The criticism began with a shot fired from Brooks Koepka, who played as Reed's teammate at the Ryder Cup.
"I mean, I don't know what he was doing, building sandcastles in the sand, but you know where your club is," Koepka told Sirius XM's Sway Callaway. "It's one of those things where you know if you look at the video obviously, he grazes the sand twice and then he still chops down on it."
Koepka was referring to an incident that took place in December at the Hero World Challenge when Reed could be seen improving his lie while lining up a shot out of the bunker.
Reed was ultimately given a two-stroke penalty for his infraction.
Koepka wasn't the only one sounding off against Reed. Former CBS Sports reporter Peter Kostis added fuel to the fire on Wednesday while appearing as a guest on the podcast, "No Laying Up."
"I was told by Frank Chirkinian, the godfather of golf on TV, that we are there to report the story, not be a part of the story," Kostis said. "We could never call a penalty on a player, but we could comment if a penalty was called on a player."
After a beat, he continued. "I've seen Patrick Reed improve his lie up close and personal four times now. You can go on YouTube. It's the only time I ever shut [announcer Gary] McCord up - he didn't know what to say when I said 'the lie I saw originally wouldn't have allowed for this shot.'"
"He put four, five clubs behind the ball, kind of faking whether he's gonna hit this shot, hit that shot, by the time he was done, he hit a freakin' three wood out of there," Kostis told the podcast. "It was a sand wedge layup originally."
This was at the 2016 Barclays at Bethpage Black, a tournament that Reed would go on to win by one stroke over Sean O'Hair and Emiliano Grillo.

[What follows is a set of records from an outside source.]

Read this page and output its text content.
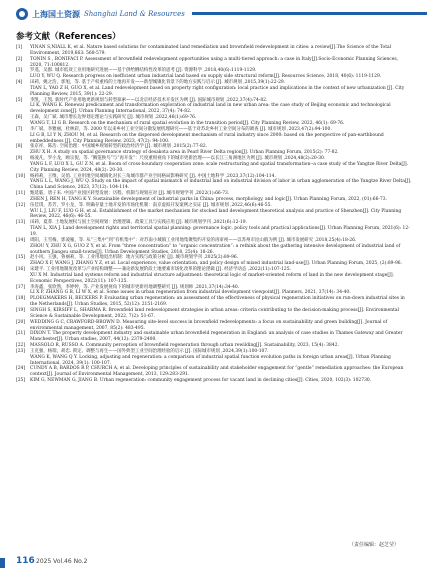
上海国土资源 Shanghai Land & Resources
参考文献（References）
[1]	YINAN S,NIALL K, et al. Nature based solutions for contaminated land remediation and brownfield redevelopment in cities: a review[J].The Science of the Total Environment, 2019,663: 568-579.
[2]	TONIN S , BONIFACI P. Assessment of brownfield redevelopment opportunities using a multi-tiered approach: a case in Italy[J].Socio-Economic Planning Sciences, 2020, 71:100812.
[3]	罗遥，吴群. 城市低效工业用地研究进展——基于供给侧结构性改革的思考 [J]. 资源科学 ,2018,40(6):1119-1129.
LUO Y, WU Q. Research progress on inefficient urban industrial land based on supply side structural reform[J]. Resources Science, 2018, 40(6): 1119-1129.
[4]	田莉，姚之浩，郭旭，等. 基于产权重构的土地再开发——新型城镇化背景下的地方实践与启示 [J]. 城市规划 ,2015,39(1):22-29.
TIAN L, YAO Z H, GUO X, et al. Land redevelopment based on property right configuration: local practice and implications in the context of new urbanization [J]. City Planning Review, 2015, 39(1): 22-29.
[5]	李凯，王凯. 新时代产业用地更新规划与转型探索——以北京经济技术开发区为例 [J]. 国际城市规划 ,2022,37(4):74-82.
LI K, WANG K. Renewal predicament and transformation exploration of industrial land in new urban area: the case study of Beijing economic and technological development zone[J]. Urban Planning International, 2022, 37(4): 74-82.
[6]	王森，吴广斌. 城市增长边界划定理论与实践研究 [J]. 城市规划 ,2022,46(1):69-76.
WANG T, LI G B. Research on the mechanism of rural spatial evolution in the transition period[J]. City Planning Review, 2022, 46(1): 69-76.
[7]	李广斌，李雅丽，杜林彩，等. 2000 年以来乡村工业空间分散发展机理研究——基于对苏北乡村工业空间分布的调查 [J]. 城市规划 ,2023,47(2):94-100.
LI G B, LI Y N, ZHOU M, et al. Research on the dispersed development mechanism of rural industry since 2000: based on the perspective of pan-earthbound embeddedness [J]. City Planning Review, 2023, 47(2): 94-100.
[8]	张京祥，陈浩. 空间治理：中国城乡规划转型的政治经济学 [J]. 城市规划 ,2015(2):77-82.
ZHU X H. A study on spatial governance strategy of desakota area in Pearl River Delta region[J]. Urban Planning Forum, 2015(2): 77-82.
[9]	杨凌凡，罗小龙，顾宗倪，等. “腾笼换鸟”与“再开发”：尺度重组视角下的城市更新治理——以长江三角洲地区为例 [J]. 城市规划 ,2024,48(2):20-30.
YANG L F, LUO X L, GU Z N, et al. Boom of cross-boundary cooperation zone: scale restructuring and spatial transformation--a case study of the Yangtze River Delta[J]. City Planning Review, 2024, 48(2): 20-30.
[10]	杨莉莉，王维，吴俏. 工业用地空间城镇化对长三角城市群产业空间格局影响研究 [J]. 中国土地科学 ,2023,37(12):104-114.
YANG L L, WANG J, WU Q. Study on the impact of spatial mismatch of industrial land on industrial division of labor in urban agglomeration of the Yangtze River Delta[J]. China Land Science, 2023, 37(12): 104-114.
[11]	甄延临，唐子来. 中国产业园区转型发展：历程、机制与规划应对 [J]. 城市规划学刊 ,2022(1):66-73.
ZHEN J, REN H, TANG K Y. Sustainable development of industrial parks in China: process, morphology, and logic[J]. Urban Planning Forum, 2022, (01):66-73.
[12]	伍佳琪，苏芳，罗小龙，等. 明确存量土地开发的市场化机制：南京虚拟开发案例之实证 [J]. 城市规划 ,2022,46(6):46-55.
WU L J, LIU F, LUO G H, et al. Establishment of the market mechanism for stocked land development theoretical analysis and practice of Shenzhen[J]. City Planning Review, 2022, 46(6): 46-55.
[13]	田莉，夏菁. 土地发展权与国土空间规划：治理逻辑、政策工具与实践应用 [J]. 城市规划学刊 ,2021(6):12-19.
TIAN L, XIA J. Land development rights and territorial spatial planning: governance logic, policy tools and practical applications[J]. Urban Planning Forum, 2021(6): 12-19.
[14]	周阳，王雪梅，郭凌雁，等. 从“三集中”到“有机集中”：对苏南小城镇工业用地集聚集约开发的再审视——以苏州市昆山镇为例 [J]. 城市发展研究 ,2018,25(4):18-26.
ZHOU Y, ZHU X G, GUO Z Y, et al. From “three concentration” to “organic concentration”: a rethink about the gathering intensive development of industrial land of southern Jiangsu small-towns[J]. Urban Development Studies, 2018, 25(4): 18-26.
[15]	赵小风，王强，鲁丽莉，等. 工业用地退出机制：地方实践与政策分析 [J]. 城市规划学刊 ,2025(2):89-96.
ZHAO X F, WANG J, ZHANG Y Z, et al. Local experience, value orientation, and policy design of mixed industrial land-use[J]. Urban Planning Forum, 2025, (2):89-96.
[16]	宋建平. 工业用地制度改革与产业结构调整——兼论新发展阶段土地要素市场化改革的理论逻辑 [J]. 经济学动态 ,2022(11):107-125.
XU X M. Industrial land systems reform and industrial structure adjustment: theoretical logic of market-oriented reform of land in the new development stage[J]. Economic Perspectives, 2022(11): 107-125.
[17]	李涛鑫，张欣然，李婷婷，等. 产业发展视角下的城市更新用地调整研究 [J]. 规划师 ,2021,37(14):34-40.
LI X P, ZHANG G B, LI W X, et al. Some issues in urban regeneration from industrial development viewpoint[J]. Planners, 2021, 37(14): 34-40.
[18]	PLOEGMAKERS H, BECKERS P. Evaluating urban regeneration: an assessment of the effectiveness of physical regeneration initiatives on run-down industrial sites in the Netherlands[J]. Urban Studies, 2015, 52(12): 2151-2169.
[19]	SINGH S, KIRSIFF L, SHARMA R. Brownfield land redevelopment strategies in urban areas: criteria contributing to the decision-making process[J]. Environmental Science & Sustainable Development, 2022, 7(2): 51-67.
[20]	WEDDING G C, CRAWFORD-BROWN D. Measuring site-level success in brownfield redevelopments: a focus on sustainability and green building[J]. Journal of environmental management, 2007, 85(2): 483-495.
[21]	DIXON T. The property development industry and sustainable urban brownfield regeneration in England: an analysis of case studies in Thames Gateway and Greater Manchester[J]. Urban studies, 2007, 44(12): 2379-2400.
[22]	MASSOLO R, RUSSO A. Community perception of brownfield regeneration through urban rewilding[J]. Sustainability, 2023, 15(4): 3842.
[23]	王克强，杨瑞，胡忠. 锁定、调整与再生——国外典型工业空间治理经验的启示 [J]. 国际城市规划 ,2024,39(1):100-107.
WANG K, WANG Q Y. Locking, adjusting and regeneration: a comparison of industrial spatial function evolution paths in foreign urban areas[J]. Urban Planning International, 2024, 39(1): 100-107.
[24]	CUNDY A B, BARDOS R P, CHURCH A, et al. Developing principles of sustainability and stakeholder engagement for “gentle” remediation approaches: the European context[J]. Journal of Environmental Management, 2013, 129:283-291.
[25]	KIM G, NEWMAN G, JIANG B. Urban regeneration: community engagement process for vacant land in declining cities[J]. Cities, 2020, 102(3): 102730.
（责任编辑：赵芝莹）
116 2025 Vol.46 No.2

Kostis said it wasn't the only time he'd seen Reed play with different clubs before eventually being left with a better lie.
"I was in the tower at No. 16 at [the Farmers Insurance Open in] San Diego on the par 3 during a Golf Channel telecast and he hit it over the green and did the same thing," Kostis said. "Put three or four clubs behind it, and it was really a treacherous shot and nobody had gotten it close all day long from over there. By the time he was done, I could read 'Callaway' on the golf ball from my tower."
"There was another incident in Hartford and another incident in San Diego, but we can't be the story."
Kostis added that he didn't know the intent behind the infractions he'd seen Reed make on the course.
"I'm not even sure that he knows he's doing it sometimes," Kostis said. "Maybe he does, I don't know, I'm not going to assign intent. All I'm going to tell you is what I saw."
Kostis was asked if the type of lie-fixing he had seen Reed take part in was rampant across the PGA Tour. "No," Kostis said.
With two prominent voices now speaking out against Reed, he'll likely face even more scrutiny as the 2020 season heads towards the first of the four majors this April.